Ambos os especialistas convergem sobre a necessidade de ações em três frentes: família, escola e legislação. O magistrado afirma que a responsabilidade primária é dos pais, mas reconhece que muitas famílias estão desestruturadas e, sem saber, acabam expondo os filhos. Ele alerta que a solução passa por “conversar, por educar” e não por entregar a responsabilidade à internet. O juiz defende que a educação digital deve ser “quase como mais uma matéria” no currículo, ensinando as crianças a se protegerem e a entenderem os riscos do ambiente online.
Brod Méndez cita a Austrália como exemplo, que regulamentou o uso das redes sociais por menores de 16 anos. O juiz de Pelotas concorda que a regulamentação não é censura, mas uma forma de o Estado proteger o cidadão em formação. Ele defende que “qualquer direito tem limites”.
Na política, mais repercussão
A prisão de Hytalo Santos e a mobilização social trouxeram a adultização infantil de forma contundente para o centro da agenda política nacional. O Congresso Nacional, que já discute há anos a regulamentação das redes sociais, se viu pressionado a dar uma resposta mais rápida ao problema.
O PL 2628/22, já aprovada no Senado e em tramitação na Câmara, é o projeto mais avançado que trata da proteção de crianças e adolescentes na internet. A proposta prevê ações como a criação de mecanismos de controle parental, a proteção de dados e filtros de conteúdo, além de responsabilizar as plataformas por conteúdos inadequados. A Sociedade Brasileira de Pediatria (SBP) e a comunidade civil têm pressionado pela urgência na votação deste e de outros projetos.
Impasse
Contudo, a discussão não é consensual e esbarra em um ponto de forte polarização: o alegado risco de censura.
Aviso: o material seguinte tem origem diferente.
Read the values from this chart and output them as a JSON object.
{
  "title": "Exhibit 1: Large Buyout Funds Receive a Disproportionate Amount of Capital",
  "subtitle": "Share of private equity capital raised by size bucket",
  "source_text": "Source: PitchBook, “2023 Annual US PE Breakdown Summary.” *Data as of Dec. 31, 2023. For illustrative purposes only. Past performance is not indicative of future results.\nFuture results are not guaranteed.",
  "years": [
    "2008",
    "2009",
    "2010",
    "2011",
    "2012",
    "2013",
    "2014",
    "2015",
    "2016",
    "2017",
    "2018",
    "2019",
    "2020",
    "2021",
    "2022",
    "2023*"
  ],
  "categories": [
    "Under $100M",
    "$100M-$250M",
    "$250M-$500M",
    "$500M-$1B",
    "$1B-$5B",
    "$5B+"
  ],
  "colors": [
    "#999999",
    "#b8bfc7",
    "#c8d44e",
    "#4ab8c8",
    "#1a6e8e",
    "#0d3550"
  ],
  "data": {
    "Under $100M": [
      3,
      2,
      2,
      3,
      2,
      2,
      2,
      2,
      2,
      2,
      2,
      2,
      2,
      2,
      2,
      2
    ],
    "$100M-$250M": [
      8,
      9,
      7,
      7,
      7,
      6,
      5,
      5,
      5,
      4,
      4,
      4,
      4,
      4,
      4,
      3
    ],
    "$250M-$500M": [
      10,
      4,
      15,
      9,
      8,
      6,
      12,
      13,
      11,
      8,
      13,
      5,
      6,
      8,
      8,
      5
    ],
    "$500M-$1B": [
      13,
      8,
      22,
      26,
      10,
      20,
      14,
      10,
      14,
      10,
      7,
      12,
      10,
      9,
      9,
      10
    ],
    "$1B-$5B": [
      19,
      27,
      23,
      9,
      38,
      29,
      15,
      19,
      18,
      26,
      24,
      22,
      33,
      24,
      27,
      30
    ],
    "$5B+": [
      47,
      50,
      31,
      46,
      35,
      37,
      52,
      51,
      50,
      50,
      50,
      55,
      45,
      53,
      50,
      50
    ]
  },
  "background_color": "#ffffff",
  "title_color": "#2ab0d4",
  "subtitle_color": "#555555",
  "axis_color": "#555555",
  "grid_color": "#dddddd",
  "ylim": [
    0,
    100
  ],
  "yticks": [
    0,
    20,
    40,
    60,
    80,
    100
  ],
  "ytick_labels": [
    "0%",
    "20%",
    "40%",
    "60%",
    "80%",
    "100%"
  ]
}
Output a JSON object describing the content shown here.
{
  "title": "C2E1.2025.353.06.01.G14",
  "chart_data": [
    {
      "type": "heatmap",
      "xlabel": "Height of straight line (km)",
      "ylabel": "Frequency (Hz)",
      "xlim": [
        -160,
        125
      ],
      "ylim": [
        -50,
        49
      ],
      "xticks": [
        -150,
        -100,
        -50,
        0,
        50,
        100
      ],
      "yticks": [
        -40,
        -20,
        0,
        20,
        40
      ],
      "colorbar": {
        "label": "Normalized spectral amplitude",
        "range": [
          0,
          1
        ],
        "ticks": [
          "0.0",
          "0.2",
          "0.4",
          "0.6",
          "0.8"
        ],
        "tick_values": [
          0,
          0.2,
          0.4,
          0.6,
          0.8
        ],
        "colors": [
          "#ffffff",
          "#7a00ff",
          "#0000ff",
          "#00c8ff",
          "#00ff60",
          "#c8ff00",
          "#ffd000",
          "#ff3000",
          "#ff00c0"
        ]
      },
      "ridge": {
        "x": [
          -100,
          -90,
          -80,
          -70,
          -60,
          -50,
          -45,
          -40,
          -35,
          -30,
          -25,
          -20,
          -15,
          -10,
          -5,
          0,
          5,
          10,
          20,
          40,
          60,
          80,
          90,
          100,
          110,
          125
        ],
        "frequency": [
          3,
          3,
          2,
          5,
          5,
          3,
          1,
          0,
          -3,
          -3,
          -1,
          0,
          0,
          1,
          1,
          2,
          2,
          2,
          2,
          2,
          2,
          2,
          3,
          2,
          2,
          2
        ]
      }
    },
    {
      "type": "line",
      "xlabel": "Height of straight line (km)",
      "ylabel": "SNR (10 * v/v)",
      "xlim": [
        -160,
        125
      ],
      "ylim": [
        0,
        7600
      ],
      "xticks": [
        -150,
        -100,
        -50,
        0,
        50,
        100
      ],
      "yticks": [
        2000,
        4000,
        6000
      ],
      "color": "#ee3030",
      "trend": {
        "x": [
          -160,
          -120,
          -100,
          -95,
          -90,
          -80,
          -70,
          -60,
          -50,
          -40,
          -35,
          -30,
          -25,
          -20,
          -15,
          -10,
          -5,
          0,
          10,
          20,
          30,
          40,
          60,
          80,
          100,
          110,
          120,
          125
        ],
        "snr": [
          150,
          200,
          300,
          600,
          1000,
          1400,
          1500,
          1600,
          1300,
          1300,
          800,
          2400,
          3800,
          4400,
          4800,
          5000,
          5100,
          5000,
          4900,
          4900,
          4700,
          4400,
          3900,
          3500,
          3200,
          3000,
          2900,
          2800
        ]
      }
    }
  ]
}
De um lado, há uma corrente política que defende a regulamentação como uma forma de o Estado proteger os cidadãos mais vulneráveis do poder econômico das big techs. Essa perspectiva sustenta que a liberdade de expressão não é absoluta e deve ter limites, especialmente quando coloca em risco a integridade física e mental de crianças.
“Essa questão de manifestação, de liberdade de expressão, ela precisa de qualquer direito de limites. Eu entendo que, assim como a gente proibiu a publicação de propaganda de cigarro, o Estado necessariamente precisa de um sistema de controle social”, defende o juiz Ricardo Hamilton.
Do outro lado, o principal argumento é que a regulamentação pode se tornar uma ferramenta para a censura e para a restrição da liberdade de expressão. “Vamos avaliar o texto. Se tiver qualquer sinal de ‘censura’, não vamos apoiar”, disse o líder do PL no Congresso, Sóstenes Cavalcante.
O debate em torno do Projeto de Lei das Fake News (PL 2630/20), por exemplo, já mostrou essa divisão, com críticas sobre quem teria o poder de decidir o que é verdade ou mentira na internet.